Sem sermos geólogos especialistas, conhecemos as atuais teorias sobre deslizamentos na franja do geossinclinal andino e das contrapressões explicadas pela teoria de Wegener sobre a frente-sial[1] do maciço dos Andes, sem descartar a ação dos fogos subterrâneos que, de acordo com os mais modernos aparatos, não estão no centro do esferoide terrestre, como até agora se acreditava[2], mas bastante mais próximos da superfície. Mas todas estas explicações não respondem em profundidade à pergunta anterior: por que treme a terra? Tenham atenção que não perguntamos “como” mas “porquê”.

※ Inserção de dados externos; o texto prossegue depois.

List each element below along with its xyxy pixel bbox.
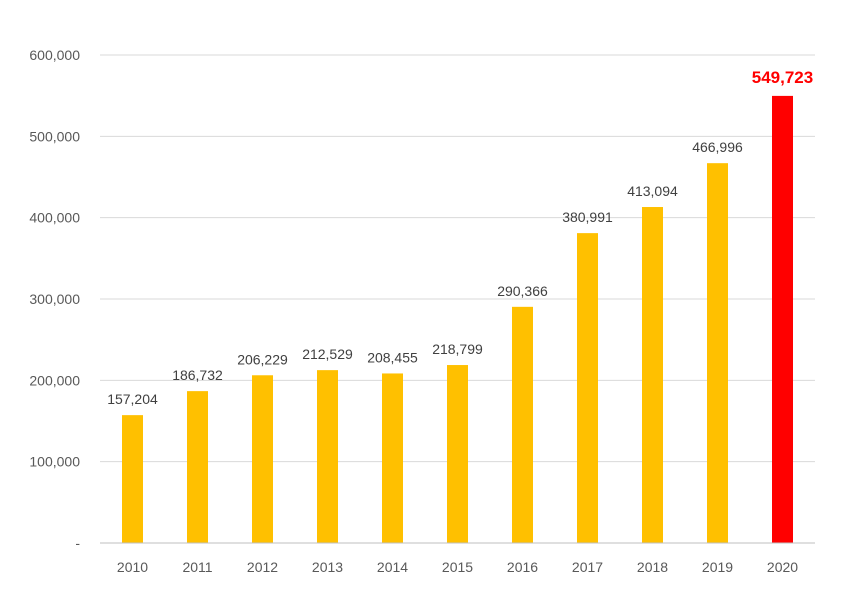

Se um carro se desloca, por exemplo, desde Lima até Cuzco, a explicação do “porquê” da sua deslocação estaria em relação com os seres inteligentes e vivos que o manejam, e o “como”, com o jogo de compressão de gases que trasladariam os seus impulsos, através de uma maquinaria motora, para as rodas que giram apoiando-se no solo e provocando o movimento do carro sobre a estrada.
Assim, a segunda explicação, puramente mecânica, é certa e explica o estritamente mecânico, mas não basta para solucionar o problema da razão pela qual vai esse carro de Lima até Cuzco e não até Callao ou até Nazca ou até qualquer outra parte. Também a pura razão mecânica não explicaria porque é que se colocou em andamento, já que a ignição é “em cadeia”, mas algo exterior a ela teve que a provocar ou iniciar. E tudo isto vem a propósito do que se segue:
Os cientistas na moda conformam-se com as explicações mecânicas sobre os tremores de terra, detendo-se nos “comos”, sem chegar jamais aos “porquês”. É evidente que a Terra mantém uma ecologia termomecânica, para não discorrer tão subtilmente, que é própria a todos os seres vivos. Tal como estes, acusa oscilações periódicas de temperatura, desde as diárias até às glaciações, seguidas por aumentos que, à maneira de febres, a acometem com intervalos de muitos milhares de anos.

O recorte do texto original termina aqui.